The world’s largest economy grew at an annual pace of 1.4%% in the three months to December, falling back from a robust 4.4% in the prior quarter.
It capped a turbulent year for the US economy, which has been buffeted by new tariffs, a crackdown on immigration, cuts to government spending and persistent inflation.
Overall, the economy grew 2.2% in 2025, performing better than many had anticipated in the face of those pressures.
“The core of the economy is resilient,” Michael Pearce, chief US economist at Oxford Economics wrote on Friday, adding that he expected growth to pick up again this year.
Despite the underlying momentum, sharp swings in trade policy last year sent the economic data on a roller coaster ride.
The year started in a mild contraction, fuelled in part by a jump in imports – which subtract from growth in calculations of gross domestic product (GDP) – as firms rushed goods into the country ahead of anticipated tariffs.
Growth bounced back in the spring and summer, as foreign imports slowed, before decelerating again in the final months of the year, as imports started to recover.
The release of trade data on Thursday – which showed the trade deficit widening in December – had prompted a flurry of last-minute, downward revisions to growth forecasts for the October-December period.
But the slowdown was still more severe than many economists had anticipated.
While private investment picked up, it remained largely concentrated in intellectual property and IT-related equipment.
Consumer spending rose 2.4%, cooling from 3.5% in the prior quarter.
Government spending plunged more than 16%.
“The government shutdown ended up being a much bigger drag on the economy” than other data had suggested, Paul Ashworth, chief North America economist at Capital Economics wrote in a note. He said he expected that decline to be reversed in the months ahead.

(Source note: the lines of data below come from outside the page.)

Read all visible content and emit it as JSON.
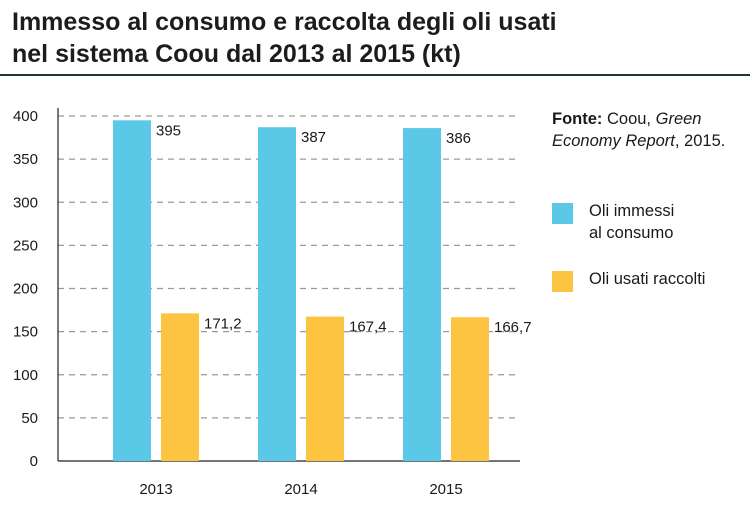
{
  "title_lines": [
    "Immesso al consumo e raccolta degli oli usati",
    "nel sistema Coou dal 2013 al 2015 (kt)"
  ],
  "source": {
    "label": "Fonte:",
    "text_before": " Coou, ",
    "italic": "Green Economy Report",
    "text_after": ", 2015."
  },
  "chart_data": {
    "type": "bar",
    "title": "Immesso al consumo e raccolta degli oli usati nel sistema Coou dal 2013 al 2015 (kt)",
    "categories": [
      "2013",
      "2014",
      "2015"
    ],
    "series": [
      {
        "name": "Oli immessi al consumo",
        "name_lines": [
          "Oli immessi",
          "al consumo"
        ],
        "values": [
          395,
          387,
          386
        ],
        "labels": [
          "395",
          "387",
          "386"
        ],
        "color": "#5bc8e8"
      },
      {
        "name": "Oli usati raccolti",
        "name_lines": [
          "Oli usati raccolti"
        ],
        "values": [
          171.2,
          167.4,
          166.7
        ],
        "labels": [
          "171,2",
          "167,4",
          "166,7"
        ],
        "color": "#fcc440"
      }
    ],
    "ylim": [
      0,
      400
    ],
    "yticks": [
      0,
      50,
      100,
      150,
      200,
      250,
      300,
      350,
      400
    ],
    "xlabel": "",
    "ylabel": "",
    "grid": true,
    "grid_style": "dashed",
    "legend": "right"
  }
}
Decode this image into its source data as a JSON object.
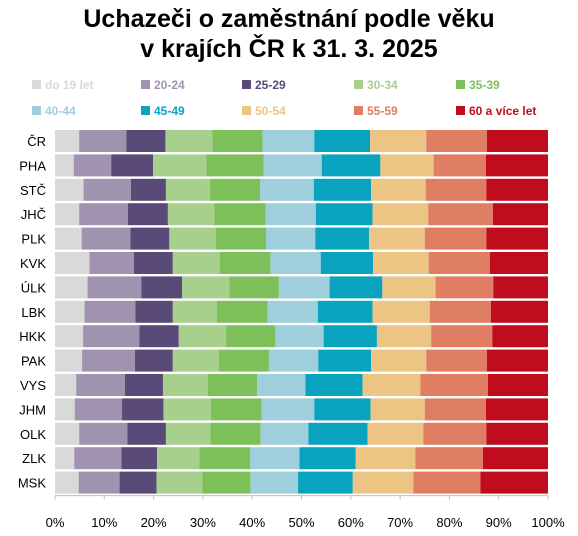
{
  "chart_data": {
    "type": "bar",
    "stacked": true,
    "orientation": "horizontal",
    "title_lines": [
      "Uchazeči o zaměstnání podle věku",
      "v krajích ČR k 31. 3. 2025"
    ],
    "categories": [
      "ČR",
      "PHA",
      "STČ",
      "JHČ",
      "PLK",
      "KVK",
      "ÚLK",
      "LBK",
      "HKK",
      "PAK",
      "VYS",
      "JHM",
      "OLK",
      "ZLK",
      "MSK"
    ],
    "x_ticks": [
      "0%",
      "10%",
      "20%",
      "30%",
      "40%",
      "50%",
      "60%",
      "70%",
      "80%",
      "90%",
      "100%"
    ],
    "xlim": [
      0,
      100
    ],
    "legend_position": "top",
    "series": [
      {
        "name": "do 19 let",
        "color": "#d9d9d9",
        "values": [
          4.9,
          3.8,
          5.8,
          4.9,
          5.4,
          7.0,
          6.6,
          6.0,
          5.7,
          5.5,
          4.3,
          4.0,
          4.9,
          3.9,
          4.8
        ]
      },
      {
        "name": "20-24",
        "color": "#9f93b0",
        "values": [
          9.6,
          7.6,
          9.6,
          9.9,
          9.9,
          9.0,
          10.9,
          10.3,
          11.4,
          10.7,
          9.9,
          9.6,
          9.8,
          9.6,
          8.3
        ]
      },
      {
        "name": "25-29",
        "color": "#5a4a78",
        "values": [
          7.9,
          8.5,
          7.1,
          8.1,
          7.9,
          7.9,
          8.3,
          7.6,
          8.0,
          7.7,
          7.7,
          8.4,
          7.8,
          7.2,
          7.5
        ]
      },
      {
        "name": "30-34",
        "color": "#a6d08c",
        "values": [
          9.5,
          10.8,
          8.9,
          9.4,
          9.4,
          9.5,
          9.6,
          8.9,
          9.6,
          9.3,
          9.1,
          9.6,
          9.0,
          8.6,
          9.3
        ]
      },
      {
        "name": "35-39",
        "color": "#7dc05a",
        "values": [
          10.2,
          11.6,
          10.2,
          10.4,
          10.2,
          10.3,
          10.0,
          10.3,
          10.0,
          10.2,
          10.0,
          10.3,
          10.2,
          10.3,
          9.8
        ]
      },
      {
        "name": "40-44",
        "color": "#9fcedd",
        "values": [
          10.5,
          11.8,
          10.9,
          10.2,
          10.0,
          10.2,
          10.3,
          10.2,
          9.8,
          10.0,
          9.8,
          10.7,
          9.7,
          10.0,
          9.6
        ]
      },
      {
        "name": "45-49",
        "color": "#0aa3bf",
        "values": [
          11.3,
          11.9,
          11.6,
          11.5,
          10.9,
          10.6,
          10.7,
          11.1,
          10.8,
          10.7,
          11.6,
          11.4,
          12.0,
          11.4,
          11.1
        ]
      },
      {
        "name": "50-54",
        "color": "#ecc584",
        "values": [
          11.4,
          10.8,
          11.1,
          11.3,
          11.3,
          11.3,
          10.8,
          11.6,
          11.0,
          11.2,
          11.7,
          11.0,
          11.3,
          12.1,
          12.3
        ]
      },
      {
        "name": "55-59",
        "color": "#e07e64",
        "values": [
          12.3,
          10.6,
          12.3,
          13.1,
          12.5,
          12.4,
          11.7,
          12.4,
          12.4,
          12.3,
          13.7,
          12.4,
          12.8,
          13.7,
          13.6
        ]
      },
      {
        "name": "60 a více let",
        "color": "#c00d1e",
        "values": [
          12.4,
          12.6,
          12.5,
          11.2,
          12.5,
          11.8,
          11.1,
          11.6,
          11.3,
          12.4,
          12.2,
          12.6,
          12.5,
          13.2,
          13.7
        ]
      }
    ]
  }
}
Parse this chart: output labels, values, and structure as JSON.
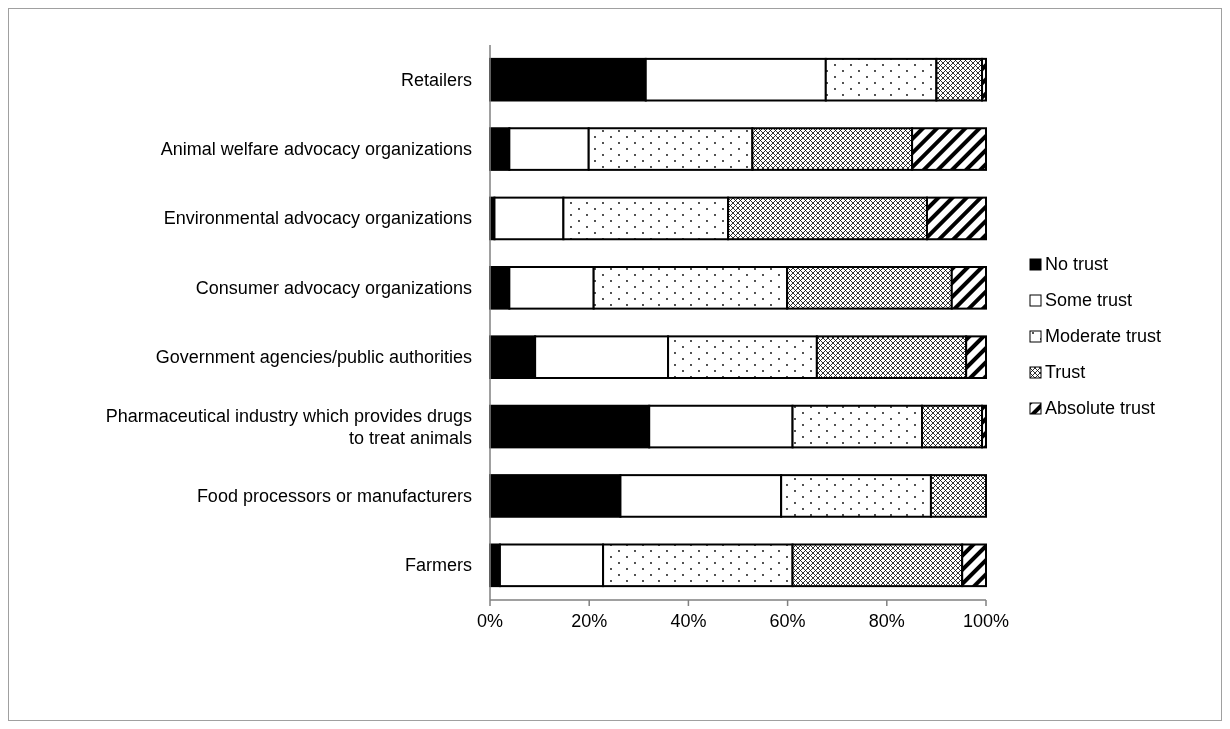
{
  "chart_data": {
    "type": "bar",
    "orientation": "horizontal",
    "stacked": true,
    "legend": "right",
    "grid": false,
    "categories": [
      "Retailers",
      "Animal welfare advocacy organizations",
      "Environmental advocacy organizations",
      "Consumer advocacy organizations",
      "Government agencies/public authorities",
      "Pharmaceutical industry which provides drugs to treat animals",
      "Food processors or manufacturers",
      "Farmers"
    ],
    "xlim": [
      0,
      100
    ],
    "xticks": [
      {
        "value": 0,
        "label": "0%"
      },
      {
        "value": 20,
        "label": "20%"
      },
      {
        "value": 40,
        "label": "40%"
      },
      {
        "value": 60,
        "label": "60%"
      },
      {
        "value": 80,
        "label": "80%"
      },
      {
        "value": 100,
        "label": "100%"
      }
    ],
    "series": [
      {
        "name": "No trust",
        "color": "#000000",
        "values": [
          31.4,
          3.9,
          0.9,
          3.9,
          9.1,
          32.1,
          26.3,
          2.0
        ]
      },
      {
        "name": "Some trust",
        "color": "#ffffff",
        "values": [
          36.3,
          16.0,
          13.9,
          17.0,
          26.8,
          28.9,
          32.4,
          20.8
        ]
      },
      {
        "name": "Moderate trust",
        "color": "#000000",
        "values": [
          22.3,
          33.0,
          33.2,
          39.0,
          30.0,
          26.1,
          30.2,
          38.2
        ]
      },
      {
        "name": "Trust",
        "color": "#000000",
        "values": [
          9.2,
          32.2,
          40.1,
          33.2,
          30.1,
          12.1,
          11.1,
          34.2
        ]
      },
      {
        "name": "Absolute trust",
        "color": "#000000",
        "values": [
          0.8,
          14.9,
          11.9,
          6.9,
          4.0,
          0.8,
          0,
          4.8
        ]
      }
    ]
  }
}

Before publication of the report, US President Donald Trump tried to temper expectations, pointing to the shutdown, which he blamed on Democrats. He said it “cost the USA at least two points in GDP”.
In its report, the Commerce Department estimated that losses from the suspension of federal government services had subtracted one percentage point from GDP in the fourth quarter, while noting that the full impact was likely larger.
A separate report showed an uptick in the measure of inflation preferred by the US central bank – the Personal Consumption Expenditures (PCE) price index. It hit 2.9% in December, up from 2.8% in the prior month.
While analysts said the fourth quarter slowdown was unlikely to cause significant alarm, given the role of the shutdown, they said the inflation figure could give Federal Reserve officials pause.
“This PCE report is a reality check,” Olu Sonola, head of US economics at Fitch Ratings wrote in a note. He added that the figures could undercut arguments for the bank to start lowering interest rates again this year.
“The market may be pricing multiple cuts this year—but the Fed’s preferred inflation gauge is telling policymakers, ‘Not yet’,” he said.